I passed my topic model into pyLDAvis in order to see my topics in a data visualization. Even with the data visualization, I was unable to decipher every single one of my topics. Maybe I needed to preprocess my data more. Maybe I should have used the CountVectorizer instead of TfidfVectorizer, or maybe I should have used HDP instead of LDA. Regardless, the ambiguity in my topics revealed the difficulty of working with text data. Maybe topic modeling wasn’t the right move in the first place.
Word Embeddings
Bag-of-words models don’t account for the association between words. “Vector space models (VSMs) represent (embed) words in a continuous vector space where semantically similar words are mapped to nearby points ('are embedded nearby each other').” I experimented with two VSMs, Word2Vec and Doc2Vec. Though the details of Word2Vec are outside of the scope of this blog post, understand that Word2Vec is a combination of two models, a Continuous Bag-of-Words model and a Skip-Gram model. The Doc2Vec algorithm is similarly built by two models and “represents each document by a dense vector which is trained to predict words in the document.”
I used Gensim’s Doc2Vec to see if there was a better way to analyze my text data. Doc2Vec said the most similar words to “data” were:
- Database
- Analysis
- Collected
- Visualization
- API
- Retool
- Datasets
- Tracking
- Alphabetically
- Recognizes
That made sense! Similar words to Mitch and Paul (two members of the Data & Analytics team) were words like stanley, analyst, decker, and albert. Stanley Black & Decker is one of our team’s clients, and Albert is another member of the Data & Analytics team. When I asked Doc2Vec to find the most similar words to Mitch and Paul and words that were dissimilar to client, it returned daniel, koch, greg, and irish. Mitch’s last name is Daniels and Paul’s is Koch. Doc2Vec removed words related to Stanley Black & Decker from the list.
Additionally, the Doc2Vec model gave me a list of most-similar documents when I passed a specific document. Word embeddings capturing the semantic relationship between words and phrases was surprisingly successful at lumping together text data from our Viget.com articles.

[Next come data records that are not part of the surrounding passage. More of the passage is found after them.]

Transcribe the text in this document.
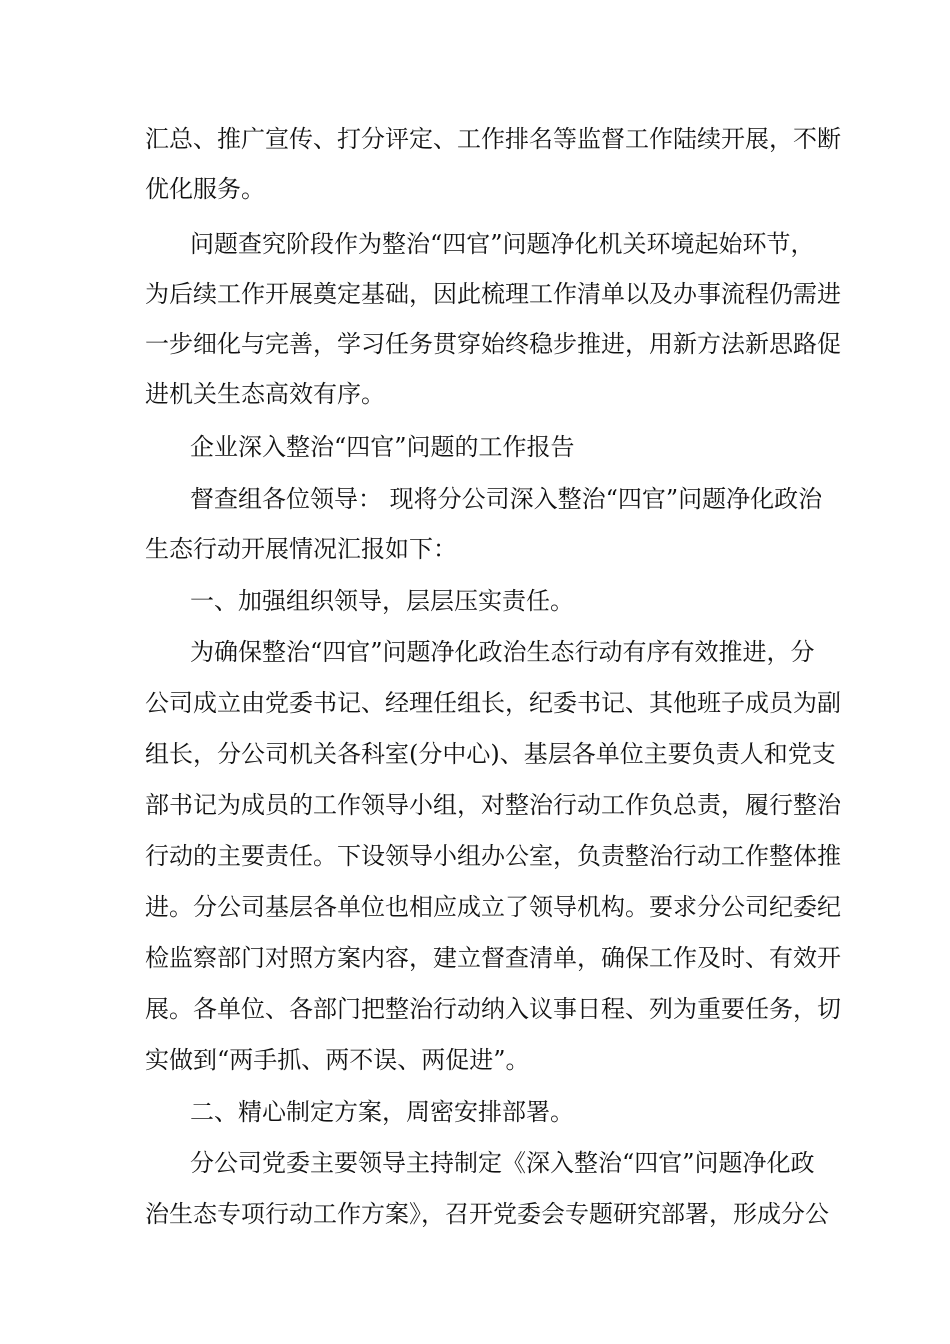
汇总、推广宣传、打分评定、工作排名等监督工作陆续开展，不断
优化服务。
问题查究阶段作为整治“四官”问题净化机关环境起始环节，
为后续工作开展奠定基础，因此梳理工作清单以及办事流程仍需进
一步细化与完善，学习任务贯穿始终稳步推进，用新方法新思路促
进机关生态高效有序。
企业深入整治“四官”问题的工作报告
督查组各位领导： 现将分公司深入整治“四官”问题净化政治
生态行动开展情况汇报如下：
一、加强组织领导，层层压实责任。
为确保整治“四官”问题净化政治生态行动有序有效推进，分
公司成立由党委书记、经理任组长，纪委书记、其他班子成员为副
组长，分公司机关各科室(分中心)、基层各单位主要负责人和党支
部书记为成员的工作领导小组，对整治行动工作负总责，履行整治
行动的主要责任。下设领导小组办公室，负责整治行动工作整体推
进。分公司基层各单位也相应成立了领导机构。要求分公司纪委纪
检监察部门对照方案内容，建立督查清单，确保工作及时、有效开
展。各单位、各部门把整治行动纳入议事日程、列为重要任务，切
实做到“两手抓、两不误、两促进”。
二、精心制定方案，周密安排部署。
分公司党委主要领导主持制定《深入整治“四官”问题净化政
治生态专项行动工作方案》，召开党委会专题研究部署，形成分公
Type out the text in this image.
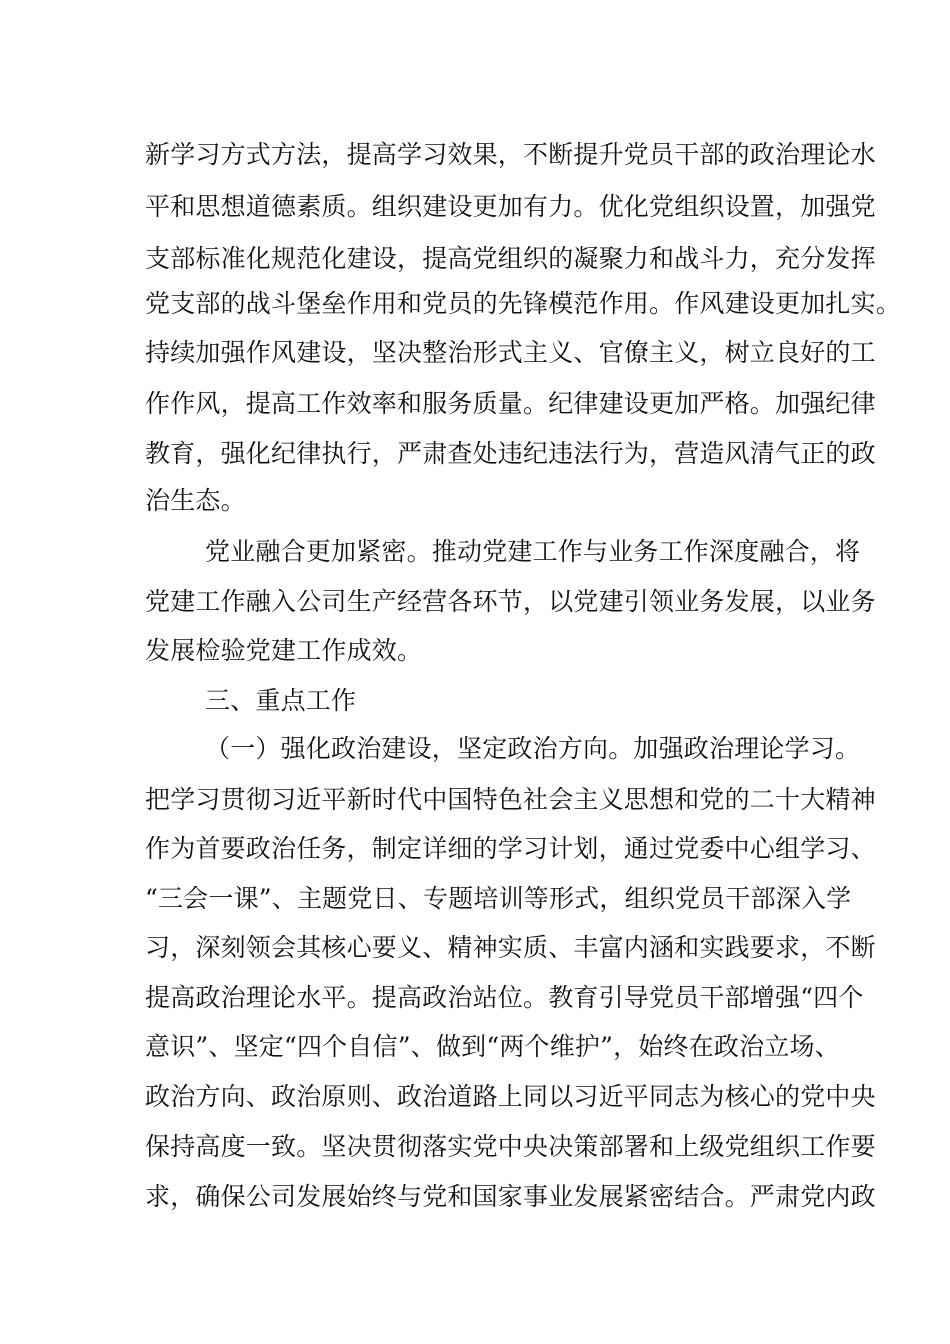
新学习方式方法，提高学习效果，不断提升党员干部的政治理论水
平和思想道德素质。组织建设更加有力。优化党组织设置，加强党
支部标准化规范化建设，提高党组织的凝聚力和战斗力，充分发挥
党支部的战斗堡垒作用和党员的先锋模范作用。作风建设更加扎实。
持续加强作风建设，坚决整治形式主义、官僚主义，树立良好的工
作作风，提高工作效率和服务质量。纪律建设更加严格。加强纪律
教育，强化纪律执行，严肃查处违纪违法行为，营造风清气正的政
治生态。
党业融合更加紧密。推动党建工作与业务工作深度融合，将
党建工作融入公司生产经营各环节，以党建引领业务发展，以业务
发展检验党建工作成效。
三、重点工作
（一）强化政治建设，坚定政治方向。加强政治理论学习。
把学习贯彻习近平新时代中国特色社会主义思想和党的二十大精神
作为首要政治任务，制定详细的学习计划，通过党委中心组学习、
“三会一课”、主题党日、专题培训等形式，组织党员干部深入学
习，深刻领会其核心要义、精神实质、丰富内涵和实践要求，不断
提高政治理论水平。提高政治站位。教育引导党员干部增强“四个
意识”、坚定“四个自信”、做到“两个维护”，始终在政治立场、
政治方向、政治原则、政治道路上同以习近平同志为核心的党中央
保持高度一致。坚决贯彻落实党中央决策部署和上级党组织工作要
求，确保公司发展始终与党和国家事业发展紧密结合。严肃党内政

I used Word2Vec or Doc2Vec to convert our words and documents into vectors, and those vectors could be used to conduct sentiment analysis, to compare the similarity between documents, to perform information retrieval, or to automatically summarize bodies of text. We can even use vector representation to power chatbots. I will be the first to admit that my experience in applying word embeddings to deployable products is wholly experimental. My next immediate natural language processing goal is to use VSMs to automatically summarize each of our Viget.com articles (stay tuned for that article.) If successful, this technique could be applied to creating meta tags and descriptions for our clients with large content sites.
Conclusion
At Viget, we will continue experimenting with topic modeling and word embeddings algorithms like Word2Vec and Doc2Vec. Analyzing text data can be a difficult endeavor, but the potential benefits are massive.